Elnor (Evan Evagora) is a formidable warrior raised by the Qowat Milat. He formed a bond with Picard in his youth and like EVERYONE ELSE has a bone to pick with him. Elnor is a great addition to the crew and show, interjecting some fantasy into the sci-fi. The Many Sins of Picard traveling show does start to get a little old here, especially as Picard unnecessarily recaps the entire series for Elnor. He begins by saying ‘This is complicated,’ which is enough. The repetition is a rare misstep in a series that is firing on all cylinders. The writing, acting, production design, effects, it’s all cinematic and bold. Jonathan Frakes directs this episode, providing a crisp, dense perspective on the story.

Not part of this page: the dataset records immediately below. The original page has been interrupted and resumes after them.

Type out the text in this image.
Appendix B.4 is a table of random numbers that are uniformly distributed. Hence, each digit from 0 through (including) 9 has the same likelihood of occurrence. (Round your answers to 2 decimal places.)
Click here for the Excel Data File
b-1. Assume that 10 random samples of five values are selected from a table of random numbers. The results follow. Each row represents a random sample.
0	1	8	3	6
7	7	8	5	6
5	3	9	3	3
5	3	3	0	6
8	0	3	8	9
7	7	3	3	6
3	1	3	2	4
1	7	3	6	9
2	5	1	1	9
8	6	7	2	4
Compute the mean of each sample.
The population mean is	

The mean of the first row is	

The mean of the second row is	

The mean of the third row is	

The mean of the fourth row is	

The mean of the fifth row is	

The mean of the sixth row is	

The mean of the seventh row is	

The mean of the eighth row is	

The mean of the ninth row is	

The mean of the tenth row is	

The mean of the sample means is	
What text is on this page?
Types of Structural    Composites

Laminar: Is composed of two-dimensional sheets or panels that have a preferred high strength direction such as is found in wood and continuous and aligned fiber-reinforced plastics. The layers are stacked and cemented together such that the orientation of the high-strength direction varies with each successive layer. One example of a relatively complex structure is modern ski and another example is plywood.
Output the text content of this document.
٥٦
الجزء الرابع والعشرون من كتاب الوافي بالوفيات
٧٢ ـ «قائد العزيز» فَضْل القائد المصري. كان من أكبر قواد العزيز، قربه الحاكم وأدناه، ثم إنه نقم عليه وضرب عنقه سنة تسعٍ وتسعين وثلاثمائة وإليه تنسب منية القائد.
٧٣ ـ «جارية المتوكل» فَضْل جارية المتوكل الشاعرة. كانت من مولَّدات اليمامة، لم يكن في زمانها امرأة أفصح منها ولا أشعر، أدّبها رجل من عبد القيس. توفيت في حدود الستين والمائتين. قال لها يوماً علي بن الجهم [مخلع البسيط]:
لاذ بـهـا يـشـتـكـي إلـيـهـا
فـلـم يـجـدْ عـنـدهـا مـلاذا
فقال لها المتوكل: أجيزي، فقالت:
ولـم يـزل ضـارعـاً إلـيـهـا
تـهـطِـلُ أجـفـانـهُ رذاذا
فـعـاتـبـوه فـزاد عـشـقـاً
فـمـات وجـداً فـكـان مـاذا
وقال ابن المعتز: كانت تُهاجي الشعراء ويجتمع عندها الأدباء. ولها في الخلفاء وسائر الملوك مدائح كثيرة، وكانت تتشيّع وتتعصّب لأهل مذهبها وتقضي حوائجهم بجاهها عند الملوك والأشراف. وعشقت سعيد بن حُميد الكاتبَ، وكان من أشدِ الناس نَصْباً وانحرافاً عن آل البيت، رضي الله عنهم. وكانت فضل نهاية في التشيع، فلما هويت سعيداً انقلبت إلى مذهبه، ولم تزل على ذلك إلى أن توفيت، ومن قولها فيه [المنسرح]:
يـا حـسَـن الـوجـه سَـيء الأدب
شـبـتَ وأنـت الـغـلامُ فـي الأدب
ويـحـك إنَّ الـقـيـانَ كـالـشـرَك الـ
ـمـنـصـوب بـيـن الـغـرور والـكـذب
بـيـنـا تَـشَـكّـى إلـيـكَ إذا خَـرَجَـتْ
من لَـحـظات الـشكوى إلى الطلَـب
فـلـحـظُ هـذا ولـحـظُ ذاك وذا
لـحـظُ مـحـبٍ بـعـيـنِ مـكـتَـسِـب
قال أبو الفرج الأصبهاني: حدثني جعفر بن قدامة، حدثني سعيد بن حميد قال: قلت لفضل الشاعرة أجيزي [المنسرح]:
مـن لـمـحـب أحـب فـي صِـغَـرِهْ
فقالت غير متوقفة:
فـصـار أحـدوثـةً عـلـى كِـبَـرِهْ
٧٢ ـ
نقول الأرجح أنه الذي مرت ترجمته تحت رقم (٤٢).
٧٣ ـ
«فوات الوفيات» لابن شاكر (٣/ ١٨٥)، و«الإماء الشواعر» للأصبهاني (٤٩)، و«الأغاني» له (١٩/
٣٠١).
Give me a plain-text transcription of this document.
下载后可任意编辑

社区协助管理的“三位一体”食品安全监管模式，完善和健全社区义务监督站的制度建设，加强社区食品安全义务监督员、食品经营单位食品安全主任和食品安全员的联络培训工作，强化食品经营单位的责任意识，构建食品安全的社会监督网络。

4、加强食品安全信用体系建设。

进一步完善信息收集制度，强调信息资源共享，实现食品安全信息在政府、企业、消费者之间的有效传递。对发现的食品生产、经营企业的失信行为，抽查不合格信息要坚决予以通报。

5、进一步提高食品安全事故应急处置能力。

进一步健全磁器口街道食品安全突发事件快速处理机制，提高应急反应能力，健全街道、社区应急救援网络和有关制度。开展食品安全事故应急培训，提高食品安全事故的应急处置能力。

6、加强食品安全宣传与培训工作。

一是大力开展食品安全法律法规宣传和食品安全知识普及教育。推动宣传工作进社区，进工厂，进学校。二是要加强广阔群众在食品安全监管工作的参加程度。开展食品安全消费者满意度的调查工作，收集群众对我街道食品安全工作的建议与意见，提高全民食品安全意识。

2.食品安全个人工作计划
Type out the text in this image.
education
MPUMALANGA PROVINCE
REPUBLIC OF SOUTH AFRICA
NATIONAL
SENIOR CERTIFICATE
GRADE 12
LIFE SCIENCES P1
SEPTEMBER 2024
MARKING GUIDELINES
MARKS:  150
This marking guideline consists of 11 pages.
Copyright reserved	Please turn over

Another aspect not really working for me is sexual aspect to Narek and Narissa. It’s cheap and lazy, gleaned off the most salacious aspects of shows like Game of Thrones. Though Picard pushes out of the old, familiar boundaries of Trek with its (many!) F-bombs and gory decapitations, this storyline is as unnecessary as Picard having disappointed everyone we’ve encountered so far.
I haven’t mentioned Cristóbal Rios (Santiago Cabrera), ex-Starfleet captain of the La Sirena yet, but he’s a fun, charming character made more compelling by his use of numerous holograms all bearing his likeness. Each has a distinct nationality and personality, and you wonder what’s up with that. Also a joy is Alison Pill as Dr. Jurati. She lights up every scene she’s in, which isn’t many so far.
And I wrote all of that without mentioning the La Sirena gets in a firefight with an Original Series-era Romulan Bird-of-Prey. This is a great example of leveraging nostalgia in practical ways; the ship is operated by a local warlord, a relic one imagines all the gangster could afford.
All in all, another outstanding episode!